The practice of relativity

Autor: 
Intrator, Bożena
Gatunek: 
Dramat
Szczegóły obsady: 
a woman (20-40) and a man (20-40)
Are we able to travel in time and space without vehicles? Are there several parallel worlds? Do we exist in many realities at the same time? Or are we limited to one and one only? Can our souls travel to another century, which is just another parallel reality and then can we penetrate into a person from the other reality? Can we become somebody else for a moment or even for longer than this? Caroline experiences something unbelievably surprising: for about a year she travels again and again back in time and lives there as a different person. Every time she is there she cannot remember the 21st century, but when she returns to the present, she remembers almost everything she has experienced during her time of travel. The one thing she does not recall is the names. Her husband doesn't believe she actually switches between centuries; to him these are just dreams. After about a year he is forced to change his attitude. Caroline returns from a journey into the past, but this time she knows her husband's name in the past. It was Curie.

The Name is the turning point of the play: Caroline and her husband find out, after going through encyclopaedias and biographies, that most of the events Caroline has experienced during her journeys had really taken place in history.
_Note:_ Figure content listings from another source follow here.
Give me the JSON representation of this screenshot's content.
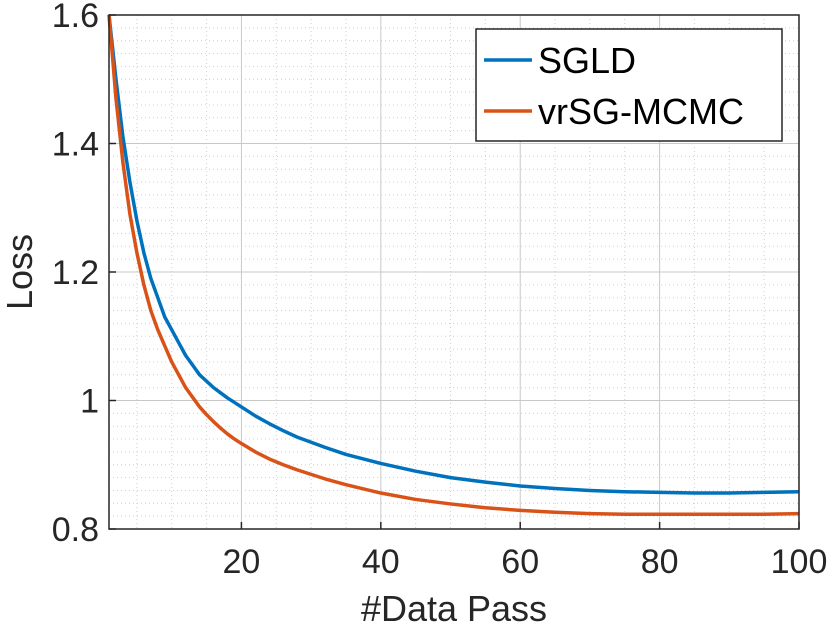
{
  "chart_data": {
    "type": "line",
    "title": "",
    "xlabel": "#Data Pass",
    "ylabel": "Loss",
    "xlim": [
      1,
      100
    ],
    "ylim": [
      0.8,
      1.6
    ],
    "xticks": [
      20,
      40,
      60,
      80,
      100
    ],
    "xtick_labels": [
      "20",
      "40",
      "60",
      "80",
      "100"
    ],
    "yticks": [
      0.8,
      1.0,
      1.2,
      1.4,
      1.6
    ],
    "ytick_labels": [
      "0.8",
      "1",
      "1.2",
      "1.4",
      "1.6"
    ],
    "grid": true,
    "minor_grid": true,
    "legend_position": "top-right",
    "series": [
      {
        "name": "SGLD",
        "color": "#0072BD",
        "x": [
          1,
          2,
          3,
          4,
          5,
          6,
          7,
          8,
          9,
          10,
          11,
          12,
          13,
          14,
          15,
          16,
          17,
          18,
          19,
          20,
          22,
          24,
          26,
          28,
          30,
          32,
          35,
          40,
          45,
          50,
          55,
          60,
          65,
          70,
          75,
          80,
          85,
          90,
          95,
          100
        ],
        "y": [
          1.6,
          1.5,
          1.41,
          1.34,
          1.28,
          1.23,
          1.19,
          1.16,
          1.13,
          1.11,
          1.09,
          1.07,
          1.055,
          1.04,
          1.03,
          1.02,
          1.012,
          1.004,
          0.997,
          0.99,
          0.976,
          0.964,
          0.953,
          0.943,
          0.935,
          0.927,
          0.916,
          0.902,
          0.89,
          0.88,
          0.873,
          0.867,
          0.863,
          0.86,
          0.858,
          0.857,
          0.856,
          0.856,
          0.857,
          0.858
        ]
      },
      {
        "name": "vrSG-MCMC",
        "color": "#D95319",
        "x": [
          1,
          2,
          3,
          4,
          5,
          6,
          7,
          8,
          9,
          10,
          11,
          12,
          13,
          14,
          15,
          16,
          17,
          18,
          19,
          20,
          22,
          24,
          26,
          28,
          30,
          32,
          35,
          40,
          45,
          50,
          55,
          60,
          65,
          70,
          75,
          80,
          85,
          90,
          95,
          100
        ],
        "y": [
          1.6,
          1.47,
          1.37,
          1.29,
          1.23,
          1.18,
          1.14,
          1.11,
          1.085,
          1.06,
          1.04,
          1.02,
          1.005,
          0.99,
          0.978,
          0.967,
          0.957,
          0.948,
          0.94,
          0.933,
          0.92,
          0.909,
          0.9,
          0.892,
          0.885,
          0.878,
          0.869,
          0.856,
          0.846,
          0.839,
          0.833,
          0.829,
          0.826,
          0.824,
          0.823,
          0.823,
          0.823,
          0.823,
          0.823,
          0.824
        ]
      }
    ]
  }
}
During the most recent adventure Caroline was either Maria Skłodowska Curie or Irene Curie (similar to the movie "Being John Malkovich.") We have two time layers in this play: the present – here the young people live and experience travelling in time, which makes them think of the beginning of the Universe, about relativity, etc. - and the past, with some emotional moments from the life of the Curie family.
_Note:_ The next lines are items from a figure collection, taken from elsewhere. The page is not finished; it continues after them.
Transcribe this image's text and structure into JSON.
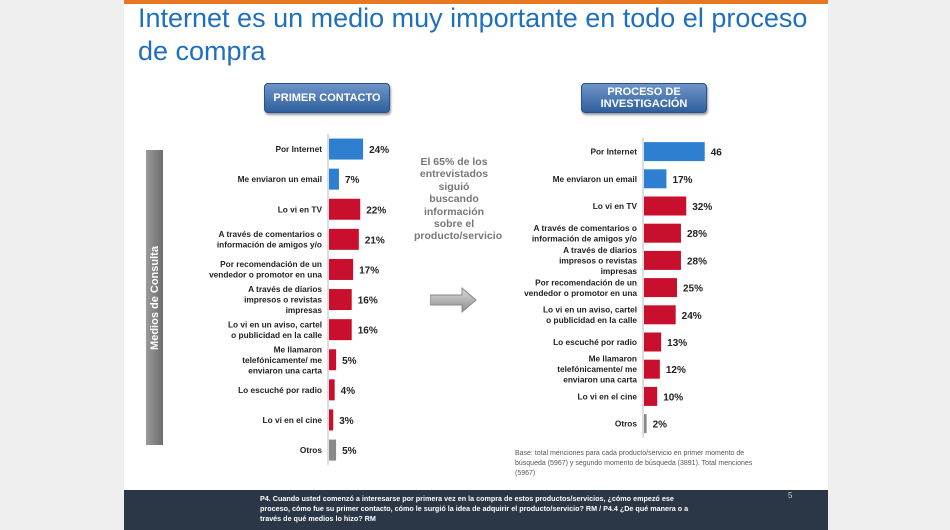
{
  "title": "Internet es un medio muy importante en todo el proceso de compra",
  "vertical_label": "Medios de Consulta",
  "middle_note": "El 65% de los entrevistados siguió buscando información sobre el producto/servicio",
  "base_note": "Base: total menciones para cada producto/servicio en primer momento de búsqueda (5967) y segundo momento de búsqueda (3891). Total menciones (5967)",
  "footer_text": "P4. Cuando usted comenzó a interesarse por primera vez en la compra de estos productos/servicios, ¿cómo empezó ese proceso, cómo fue su primer contacto, cómo le surgió la idea de adquirir el producto/servicio? RM / P4.4 ¿De qué manera o a través de qué medios lo hizo? RM",
  "page_number": "5",
  "colors": {
    "blue": "#2f7fd0",
    "red": "#c8102e",
    "gray": "#8a8a8a",
    "accent": "#e87722"
  },
  "chart_data": [
    {
      "type": "bar",
      "orientation": "horizontal",
      "title": "PRIMER CONTACTO",
      "categories": [
        "Por Internet",
        "Me enviaron un email",
        "Lo vi en TV",
        "A través de comentarios o información de amigos y/o",
        "Por recomendación de un vendedor o promotor en una",
        "A través de diarios impresos o revistas impresas",
        "Lo vi en un aviso, cartel o publicidad en la calle",
        "Me llamaron telefónicamente/ me enviaron una carta",
        "Lo escuché por radio",
        "Lo vi en el cine",
        "Otros"
      ],
      "values": [
        24,
        7,
        22,
        21,
        17,
        16,
        16,
        5,
        4,
        3,
        5
      ],
      "labels": [
        "24%",
        "7%",
        "22%",
        "21%",
        "17%",
        "16%",
        "16%",
        "5%",
        "4%",
        "3%",
        "5%"
      ],
      "colors": [
        "blue",
        "blue",
        "red",
        "red",
        "red",
        "red",
        "red",
        "red",
        "red",
        "red",
        "gray"
      ],
      "xlim": [
        0,
        50
      ]
    },
    {
      "type": "bar",
      "orientation": "horizontal",
      "title": "PROCESO DE INVESTIGACIÓN",
      "categories": [
        "Por Internet",
        "Me enviaron un email",
        "Lo vi en TV",
        "A través de comentarios o información de amigos y/o",
        "A través de diarios impresos o revistas impresas",
        "Por recomendación de un vendedor o promotor en una",
        "Lo vi en un aviso, cartel o publicidad en la calle",
        "Lo escuché por radio",
        "Me llamaron telefónicamente/ me enviaron una carta",
        "Lo vi en el cine",
        "Otros"
      ],
      "values": [
        46,
        17,
        32,
        28,
        28,
        25,
        24,
        13,
        12,
        10,
        2
      ],
      "labels": [
        "46%",
        "17%",
        "32%",
        "28%",
        "28%",
        "25%",
        "24%",
        "13%",
        "12%",
        "10%",
        "2%"
      ],
      "colors": [
        "blue",
        "blue",
        "red",
        "red",
        "red",
        "red",
        "red",
        "red",
        "red",
        "red",
        "gray"
      ],
      "xlim": [
        0,
        50
      ]
    }
  ]
}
„The Practice of Relativity" is like a detective story in which at the beginning many details seem not to be connected, but at the end we find out they are all parts of one large, clear picture. The play has been written for two actors, but it is easily transferable into a drama including all the dreamed characters. The stories told by the protagonists have to be transformed into dialogs. The dialogs are very lively; the author has a pleasant sense of humour and in an unpretentious way shows us the possibility of existence in many parallel realities, or simply the unusual dream patterns and how they may penetrate our life.